My simulation is based on keeping track of different kinds of molecules. First, I calculated how many water and soup molecules there are. I assumed that they both have the same molar mass. I also assumed that 500 ml = 500 g, which is close enough IRL. The number of each molecule type doesn't have to be a whole number, so fractions are allowed. When the soup molecule count drops to 0.5, it means that there's a 50% chance of 1 soup molecule being present. I'm not entirely satisfied with this implementation, but it felt reasonable at the time. Anyway, I set the threshold of my while loop to 0.5 soup molecules.
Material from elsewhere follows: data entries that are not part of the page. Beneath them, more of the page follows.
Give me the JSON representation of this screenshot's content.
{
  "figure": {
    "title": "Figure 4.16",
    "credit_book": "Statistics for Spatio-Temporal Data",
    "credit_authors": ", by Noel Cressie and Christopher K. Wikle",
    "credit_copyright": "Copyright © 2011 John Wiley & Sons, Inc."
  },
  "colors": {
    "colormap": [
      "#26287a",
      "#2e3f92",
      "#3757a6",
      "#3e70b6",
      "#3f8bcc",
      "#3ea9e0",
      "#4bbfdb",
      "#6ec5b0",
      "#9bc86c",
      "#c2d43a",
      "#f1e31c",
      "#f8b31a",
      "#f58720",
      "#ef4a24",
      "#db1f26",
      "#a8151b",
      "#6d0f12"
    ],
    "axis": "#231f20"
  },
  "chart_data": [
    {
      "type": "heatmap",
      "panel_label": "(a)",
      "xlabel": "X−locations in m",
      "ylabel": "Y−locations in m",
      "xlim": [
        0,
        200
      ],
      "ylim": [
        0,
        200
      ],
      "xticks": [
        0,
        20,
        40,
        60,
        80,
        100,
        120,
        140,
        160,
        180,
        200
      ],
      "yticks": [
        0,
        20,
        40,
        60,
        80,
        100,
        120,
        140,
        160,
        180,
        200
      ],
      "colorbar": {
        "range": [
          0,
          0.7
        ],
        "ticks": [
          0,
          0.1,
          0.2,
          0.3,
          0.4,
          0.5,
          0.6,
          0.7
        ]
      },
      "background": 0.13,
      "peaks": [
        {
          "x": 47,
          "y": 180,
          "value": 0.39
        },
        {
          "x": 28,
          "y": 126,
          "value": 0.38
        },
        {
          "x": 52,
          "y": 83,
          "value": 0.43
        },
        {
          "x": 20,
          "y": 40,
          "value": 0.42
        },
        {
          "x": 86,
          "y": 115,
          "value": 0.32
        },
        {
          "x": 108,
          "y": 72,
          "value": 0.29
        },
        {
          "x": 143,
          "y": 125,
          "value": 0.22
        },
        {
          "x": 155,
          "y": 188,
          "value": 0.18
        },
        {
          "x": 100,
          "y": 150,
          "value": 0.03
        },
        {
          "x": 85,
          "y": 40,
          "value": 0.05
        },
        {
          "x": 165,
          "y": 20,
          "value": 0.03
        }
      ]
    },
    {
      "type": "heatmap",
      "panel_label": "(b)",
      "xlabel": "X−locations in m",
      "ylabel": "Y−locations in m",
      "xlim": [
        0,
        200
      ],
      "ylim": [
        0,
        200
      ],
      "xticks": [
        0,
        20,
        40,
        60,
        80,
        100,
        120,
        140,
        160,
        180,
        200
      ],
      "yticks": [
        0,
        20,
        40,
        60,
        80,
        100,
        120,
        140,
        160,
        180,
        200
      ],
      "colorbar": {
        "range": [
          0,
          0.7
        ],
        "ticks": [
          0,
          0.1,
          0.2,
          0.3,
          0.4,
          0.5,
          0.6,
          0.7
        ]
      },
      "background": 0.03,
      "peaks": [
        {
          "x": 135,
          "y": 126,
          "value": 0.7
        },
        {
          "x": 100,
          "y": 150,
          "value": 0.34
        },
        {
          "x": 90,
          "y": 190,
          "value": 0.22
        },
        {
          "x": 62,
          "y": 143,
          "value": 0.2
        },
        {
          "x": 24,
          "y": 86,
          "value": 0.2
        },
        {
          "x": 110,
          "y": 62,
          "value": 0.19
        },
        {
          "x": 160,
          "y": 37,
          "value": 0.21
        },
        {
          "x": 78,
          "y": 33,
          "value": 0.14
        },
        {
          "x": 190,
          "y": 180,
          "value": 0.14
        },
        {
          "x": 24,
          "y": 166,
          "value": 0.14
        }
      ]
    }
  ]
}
Anyway, here are the results!

It took only 1146 spoons to scoop out the final molecule with 50% certainty. If you used a smaller 5 ml spoon, it would take 5848 spoons, which is still way smaller than I expected. I really thought it would be something totally absurd like the the number of atoms in the observable universe. I feel kinda skeptical about my code until I see a proper mathematical proof about this.

Close enough, somebody mathed it out to 1144 in the comments

[–] billwashere@lemmy.world 10 points 1 day ago

In this case I believe there is a difference between “contain no original molecule of soup” and “so fucking close to water you might as well be having sex in a canoe”

[–] lime@feddit.nu 3 points 1 day ago

this is like a wet sourdough.

[–] unknown1234_5@kbin.earth 3 points 1 day ago

this was a thing in inns and such pretty much from Rome through the middle ages, possibly longer but archeology only knows so much, and they tended to consider it the same soup.

[–] PapaStevesy@lemmy.world 3 points 1 day ago (1 children)

Would it still be soup once there's no soup? No, it'd just be water then.

[–] gid@lemmy.blahaj.zone 10 points 1 day ago

No the water remembers the soup! You get all the goodness of the soup, but in water.